The year 2020 will not be remembered as the period when northern and southern Europe lived in harmony. When the approval of the reconstruction plan that should lay the foundations for recovery in the EU enters its key phase, the Dutch weekly Elsevier Weekblad has turned its last cover into an argument against the idea of risk-sharing. "Not a penny more for southern Europe", the publication titles, with a circulation of about 66,000 copies.
However, the most striking thing is not the phrase that heads it, but the images. On top of it, representing Nordic citizens, a blond-haired man and woman work with obvious symptoms of effort and sacrifice. She running carrying a bag. He moving a gear with a gigantic wrench. Meanwhile, down below, characterizing those from southern countries with dark hair and tanned skin, a man with an exotic mustache drinks wine and coffee with his arms wrapped around his head, and a woman is distracted by her social media in a bikini.
The reactions have been virulent. The image ran on social networks generating thousands of critical comments, and alternative versions circulated in which they can be seen occupying the opposite roles: southern citizens working hard while the Nordics toast in the sun with flip flops and socks and signs of having burned the Piel, a possible nod to the hundreds of thousands of emigrants from southern countries settled in the north for work reasons, and to the Nordic tourists who travel to the beaches of Spain, Italy or Greece every year.
Beyond the cartoon, the controversy has even leaped into real politics. The far-right formation Frattelli d'Italia has asked Foreign Minister Luigi di Maio to summon the Dutch ambassador to Rome to demand immediate apologies. And in the Netherlands, where there is debate about whether or not the country should support the ambitious reconstruction plan approved by Brussels this week, the cover has also come in for criticism and has been branded as racist.
In Portugal they have turned the cover of the Dutch magazine full of prejudices ... Migrants who run in the north while the southern beaches are filled with cherubs. Work of Insónias de carvâo. pic.twitter.com/9tb34dTAue- Bernardo de Miguel (@BernardodMiguel) May 29, 2020
Among the ordinary citizens of the country of tulips there are those who declare a certain satiety about the back and forth battle between their country and the southern states, one stereotyped as unsupportive and the other as lazy. "It only benefits politicians who evoke the external enemy so that people do not pay as much attention to their failings," estimates a resident of Amsterdam who spent several years living in Spain.
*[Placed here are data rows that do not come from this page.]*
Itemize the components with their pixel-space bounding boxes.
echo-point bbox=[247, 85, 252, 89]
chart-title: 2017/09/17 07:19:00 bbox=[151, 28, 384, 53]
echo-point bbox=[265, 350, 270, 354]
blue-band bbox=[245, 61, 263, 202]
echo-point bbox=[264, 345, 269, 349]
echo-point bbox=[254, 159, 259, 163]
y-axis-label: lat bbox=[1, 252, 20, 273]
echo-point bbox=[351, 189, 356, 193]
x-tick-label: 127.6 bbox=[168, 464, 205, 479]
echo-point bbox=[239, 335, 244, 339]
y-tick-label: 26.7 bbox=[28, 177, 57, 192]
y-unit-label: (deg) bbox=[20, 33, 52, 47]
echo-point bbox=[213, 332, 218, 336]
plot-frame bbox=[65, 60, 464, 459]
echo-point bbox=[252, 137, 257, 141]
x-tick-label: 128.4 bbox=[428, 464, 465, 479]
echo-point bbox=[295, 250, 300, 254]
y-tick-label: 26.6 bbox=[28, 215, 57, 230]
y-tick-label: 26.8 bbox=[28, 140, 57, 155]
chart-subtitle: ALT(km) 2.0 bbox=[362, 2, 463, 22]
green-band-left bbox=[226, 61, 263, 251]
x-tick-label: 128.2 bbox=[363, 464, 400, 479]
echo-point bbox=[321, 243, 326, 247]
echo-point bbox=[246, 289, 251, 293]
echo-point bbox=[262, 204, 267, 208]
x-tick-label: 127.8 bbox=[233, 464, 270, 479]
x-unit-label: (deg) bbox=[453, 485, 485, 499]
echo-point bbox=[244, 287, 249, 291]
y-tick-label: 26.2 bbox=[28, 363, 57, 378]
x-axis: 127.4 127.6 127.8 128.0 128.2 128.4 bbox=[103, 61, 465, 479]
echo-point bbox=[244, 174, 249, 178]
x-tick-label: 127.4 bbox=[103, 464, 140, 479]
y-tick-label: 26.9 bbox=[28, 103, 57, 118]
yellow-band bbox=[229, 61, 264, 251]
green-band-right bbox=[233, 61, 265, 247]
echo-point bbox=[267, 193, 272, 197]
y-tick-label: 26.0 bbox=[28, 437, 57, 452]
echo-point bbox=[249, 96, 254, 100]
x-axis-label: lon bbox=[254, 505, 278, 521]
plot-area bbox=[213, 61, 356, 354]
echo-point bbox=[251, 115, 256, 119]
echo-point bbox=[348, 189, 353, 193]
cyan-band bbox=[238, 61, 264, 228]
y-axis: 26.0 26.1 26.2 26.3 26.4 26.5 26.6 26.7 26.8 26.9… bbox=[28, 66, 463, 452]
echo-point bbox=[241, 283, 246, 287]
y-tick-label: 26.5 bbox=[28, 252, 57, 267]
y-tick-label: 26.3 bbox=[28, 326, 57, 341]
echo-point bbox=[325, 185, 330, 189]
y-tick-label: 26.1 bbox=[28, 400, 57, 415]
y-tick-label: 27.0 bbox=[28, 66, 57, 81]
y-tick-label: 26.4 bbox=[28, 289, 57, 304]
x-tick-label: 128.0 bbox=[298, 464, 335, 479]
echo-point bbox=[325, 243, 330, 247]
The background does not help calm the waters. The ex-president of the Eurogroup, Jeroen Dijsselbloem, caused an earthquake when he affirmed that the inhabitants of the south were spending the money "on wine and women to later ask for help." And more recently, the Dutch Minister of Finance, Wopke Hoekstra, was involved in another controversy from which he tried to leave apologizing, after suggesting, with the pandemic causing hundreds of deaths every day, that Brussels should investigate countries that do not they had kept sufficient reserves in good times, referring to Spain and Italy. Hoekstra thus became for a few days a villain for southern Europe. And the Portuguese Prime Minister, Antonio Costa, in his counterpart when he described his statements as "repugnant".
The cover of the Elsevier Weekblad has already had a direct reply from Portugal. The artist Insónias em Carvão has published a tweet in which he writes "Chupa, Elsevier Weekblad " and attaches an illustration in which he places citizens of the south working and the Dutch sunbathing on the beach with flip flops and socks.